Concerne: les activités offshore de Kerr-McGee au Sahara Occidental occupé

 

En Octobre 2004, la compagnie américaine Kerr-McGee a renouvelé son contrat avec l'entreprise pétrolière étatique marocaine, ONHYM, portant sur des activités de reconnaissance d'hydrocarbure offshore au Sahara Occidental occupé. Cela s'est fait malgré le caractère illégal de toute exploitation d'hydrocarbure dans ce territoire, et en dépit d'aspects contraires à l'éthique et politiquement controversés du contrat.
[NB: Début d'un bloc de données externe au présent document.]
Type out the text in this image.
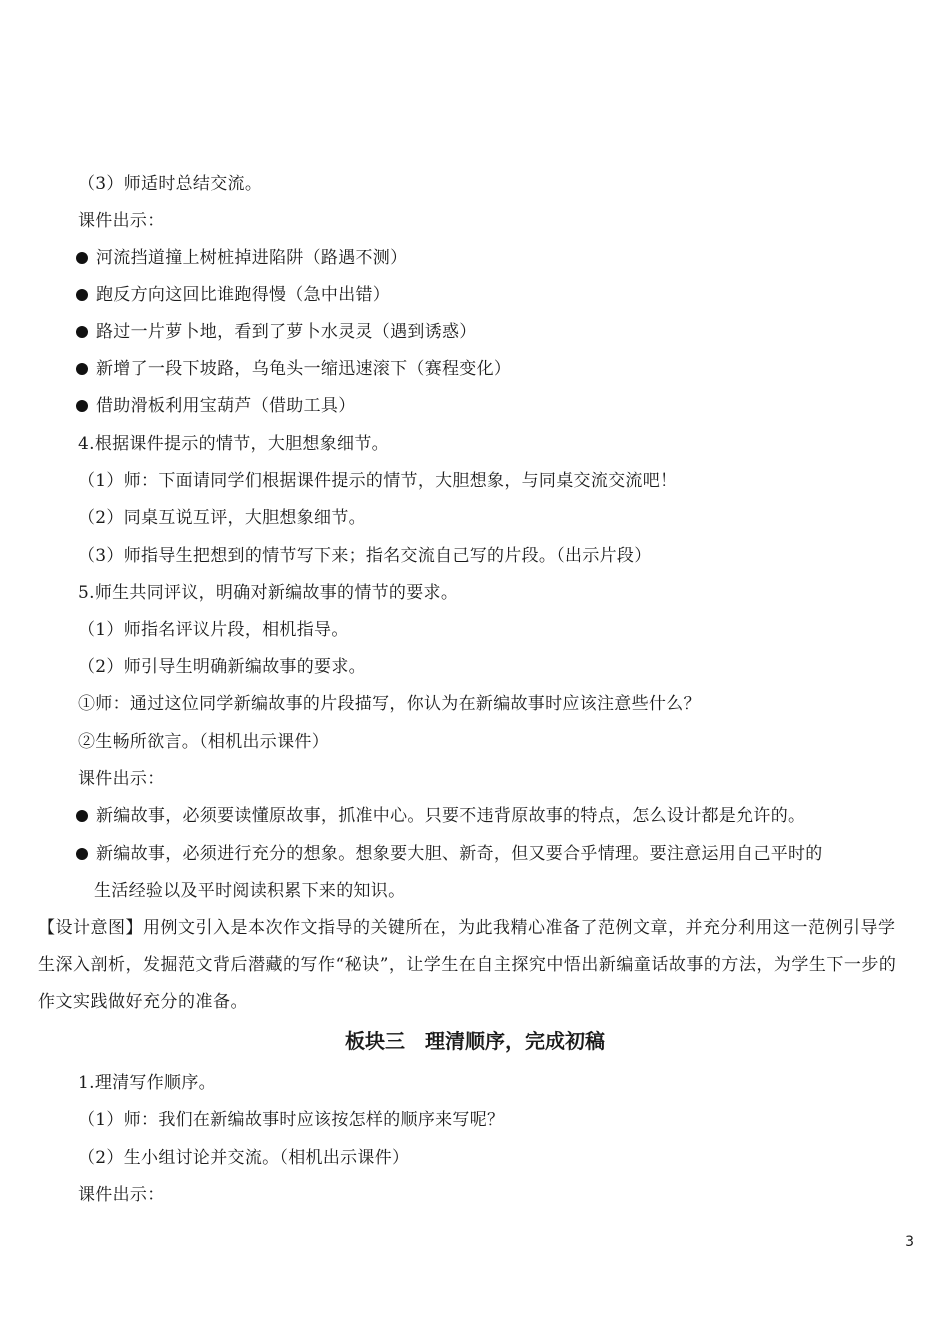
（3）师适时总结交流。
课件出示：
河流挡道撞上树桩掉进陷阱（路遇不测）
跑反方向这回比谁跑得慢（急中出错）
路过一片萝卜地，看到了萝卜水灵灵（遇到诱惑）
新增了一段下坡路，乌龟头一缩迅速滚下（赛程变化）
借助滑板利用宝葫芦（借助工具）
4.根据课件提示的情节，大胆想象细节。
（1）师：下面请同学们根据课件提示的情节，大胆想象，与同桌交流交流吧！
（2）同桌互说互评，大胆想象细节。
（3）师指导生把想到的情节写下来；指名交流自己写的片段。（出示片段）
5.师生共同评议，明确对新编故事的情节的要求。
（1）师指名评议片段，相机指导。
（2）师引导生明确新编故事的要求。
①师：通过这位同学新编故事的片段描写，你认为在新编故事时应该注意些什么？
②生畅所欲言。（相机出示课件）
课件出示：
新编故事，必须要读懂原故事，抓准中心。只要不违背原故事的特点，怎么设计都是允许的。
新编故事，必须进行充分的想象。想象要大胆、新奇，但又要合乎情理。要注意运用自己平时的
生活经验以及平时阅读积累下来的知识。
【设计意图】用例文引入是本次作文指导的关键所在，为此我精心准备了范例文章，并充分利用这一范例引导学生深入剖析，发掘范文背后潜藏的写作“秘诀”，让学生在自主探究中悟出新编童话故事的方法，为学生下一步的作文实践做好充分的准备。
板块三　理清顺序，完成初稿
1.理清写作顺序。
（1）师：我们在新编故事时应该按怎样的顺序来写呢？
（2）生小组讨论并交流。（相机出示课件）
课件出示：
3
Dans ce contexte, l'Observatoire des ressources du Sahara Occidental - Western Sahara Resource Watch, vous recommande vivement, en tant qu'investisseur de cette compagnie, de convaincre Kerr-McGee de ne pas renouveler son contrat quand il expirera le 1er mai prochain.

En 2001, les compagnies pétrolières Kerr-McGee et TOTAL (anciennement TotalFinaElf) ont signé des contrats de reconnaissance avec ONHYM (anciennement ONAREP). Le vice-secrétaire général de l'ONU pour les affaires juridiques, Hans Corell, a déclaré par la suite que ces contrats ne sont pas illégaux en soi. Il a cependant conclu, "si des activités de prospection et d'exploitation devaient être entreprises au mépris des intérêts et de la volonté du peuple du Sahara occidental, elles contreviendraient aux principes de droit international (...)".

Nous avons constaté récemment qu'en plus des relevés séismiques réguliers, KMG a aussi exécuté un programme de carottage en profondeur, prélevant des échantillons au fond de la mer au large du Sahara Occidental. Nous considérons ces "explorations plus avancées" comme des activités qui violent l'avis de Hans Corell et le droit international.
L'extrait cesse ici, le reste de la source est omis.